Chris Terrio was fired after he wrote the first draft of the script. Many hands went into the final script, but the last word went to Abrams.

The film works on many levels: it checked the boxes of wrapping up the stories of Rey, Kylo Ren, Luke and Leia, Palpatine, the First Order, General Hux, Chewbacca; it had lots of Star Wars action – space battles, planetary destruction, and lightsaber duels; it showed us many alien homeworlds, new monsters, frightening villains, new force powers, and the triumph of goodness.
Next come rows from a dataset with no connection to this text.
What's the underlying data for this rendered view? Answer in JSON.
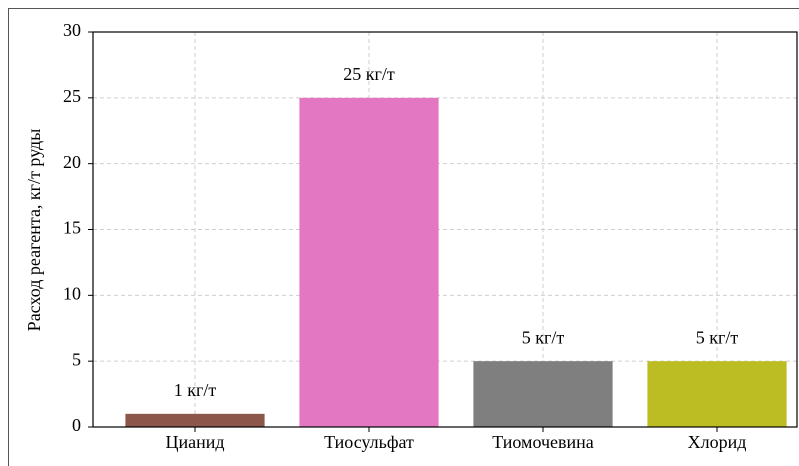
{
  "chart_data": {
    "type": "bar",
    "y_label": "Расход реагента, кг/т руды",
    "categories": [
      "Цианид",
      "Тиосульфат",
      "Тиомочевина",
      "Хлорид"
    ],
    "values": [
      1,
      25,
      5,
      5
    ],
    "value_labels": [
      "1 кг/т",
      "25 кг/т",
      "5 кг/т",
      "5 кг/т"
    ],
    "colors": [
      "#8c564b",
      "#e377c2",
      "#7f7f7f",
      "#bcbd22"
    ],
    "ylim": [
      0,
      30
    ],
    "yticks": [
      0,
      5,
      10,
      15,
      20,
      25,
      30
    ],
    "grid": true
  }
}
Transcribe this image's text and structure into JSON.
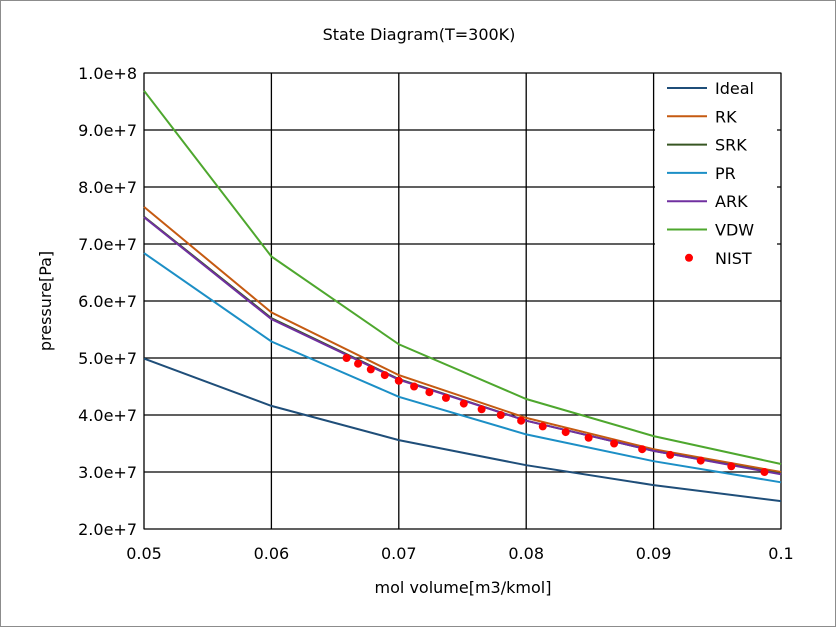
{
  "chart_data": {
    "type": "line",
    "title": "State Diagram(T=300K)",
    "xlabel": "mol volume[m3/kmol]",
    "ylabel": "pressure[Pa]",
    "xlim": [
      0.05,
      0.1
    ],
    "ylim": [
      20000000,
      100000000
    ],
    "grid": true,
    "legend_position": "top-right",
    "x_ticks": [
      0.05,
      0.06,
      0.07,
      0.08,
      0.09,
      0.1
    ],
    "x_tick_labels": [
      "0.05",
      "0.06",
      "0.07",
      "0.08",
      "0.09",
      "0.1"
    ],
    "y_ticks": [
      20000000,
      30000000,
      40000000,
      50000000,
      60000000,
      70000000,
      80000000,
      90000000,
      100000000
    ],
    "y_tick_labels": [
      "2.0e+7",
      "3.0e+7",
      "4.0e+7",
      "5.0e+7",
      "6.0e+7",
      "7.0e+7",
      "8.0e+7",
      "9.0e+7",
      "1.0e+8"
    ],
    "x": [
      0.05,
      0.06,
      0.07,
      0.08,
      0.09,
      0.1
    ],
    "series": [
      {
        "name": "Ideal",
        "color": "#1f4e79",
        "values": [
          49900000,
          41600000,
          35600000,
          31200000,
          27700000,
          24900000
        ]
      },
      {
        "name": "RK",
        "color": "#c55a11",
        "values": [
          76500000,
          58000000,
          47000000,
          39500000,
          34000000,
          30000000
        ]
      },
      {
        "name": "SRK",
        "color": "#375623",
        "values": [
          74800000,
          57000000,
          46300000,
          39000000,
          33700000,
          29700000
        ]
      },
      {
        "name": "PR",
        "color": "#1c8fc6",
        "values": [
          68400000,
          52900000,
          43200000,
          36600000,
          31900000,
          28200000
        ]
      },
      {
        "name": "ARK",
        "color": "#7030a0",
        "values": [
          74700000,
          56800000,
          46200000,
          39000000,
          33700000,
          29600000
        ]
      },
      {
        "name": "VDW",
        "color": "#4ea72e",
        "values": [
          96900000,
          67800000,
          52400000,
          42800000,
          36300000,
          31400000
        ]
      }
    ],
    "scatter_series": {
      "name": "NIST",
      "color": "#ff0000",
      "points": [
        [
          0.0659,
          50000000
        ],
        [
          0.0668,
          49000000
        ],
        [
          0.0678,
          48000000
        ],
        [
          0.0689,
          47000000
        ],
        [
          0.07,
          46000000
        ],
        [
          0.0712,
          45000000
        ],
        [
          0.0724,
          44000000
        ],
        [
          0.0737,
          43000000
        ],
        [
          0.0751,
          42000000
        ],
        [
          0.0765,
          41000000
        ],
        [
          0.078,
          40000000
        ],
        [
          0.0796,
          39000000
        ],
        [
          0.0813,
          38000000
        ],
        [
          0.0831,
          37000000
        ],
        [
          0.0849,
          36000000
        ],
        [
          0.0869,
          35000000
        ],
        [
          0.0891,
          34000000
        ],
        [
          0.0913,
          33000000
        ],
        [
          0.0937,
          32000000
        ],
        [
          0.0961,
          31000000
        ],
        [
          0.0987,
          30000000
        ]
      ]
    }
  }
}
On other levels, the film struggles, fails, or doesn’t even bother to try: the plotting is often haphazard and driven by the search for MacGuffins; the pacing is breakneck and harried; the viewer has little room to breathe between action sequences; its emotional moments arise largely from either nostalgia for the original films or from real-world sadness at the death of actors like Carrie Fisher; the dialogue too consists of compressed summaries of information and motivation.

(Spoilers)

  • Kylo Ren explains why he didn’t kill Rey when he had the chance: he loves her as a friend, as someone who saw good in him. It turns out she was right to see good in him, and he was right not to kill her.

New force powers

  • Healing: Rey heals a sand serpent’s wounded side, a wound presumably inflicted by the dead and disgraced bounty hunter who killed her parents. There is something poetic about the bounty hunter being killed by a serpent, and Rey “thanking” it by healing it. The serpent returns the favor by letting our heroes out of the sand cave. This moment foreshadows the situation where Rey’s altruism and bravery will heal and redeem another snake of a person: Ben Solo.
  • Life-transfer: Rey casually explains that she transferred her life to the serpent in order to heal it. Palpatine uses the same power to “heal” his icky hands (were they wounded? never completed in the cloning process? does it matter?) and to drain the lifeforce from Rey and Ben.
  • Faster-than-light transportation of matter: Johnson pushed the limits of the Force by letting Kylo and Rey “touch” across light-years of distance, to the point that his fingers were wet with the sea spray of waves from Skellig Michael. Abrams sees this ante and raises it considerably to deal with two major plot events. First, Vader’s melted helmet “falls out” of Rey’s location to Kylo’s, alerting Kylo to her location at his quarters on the Star Destroyer floating about Kijimi. Second, Rey “hands” Kylo Luke’s lightsaber across a shorter distance but at a more opportune moment – namely, when Kylo was about to be sliced to pieces by his own Knights of Ren – letting him turn the tide and squash his own former platoon.

Conclusion

I was disappointed. It’s messy, bloated, and incoherently builds on Episode VIII.

Is it too early to ask for a remake from a single director?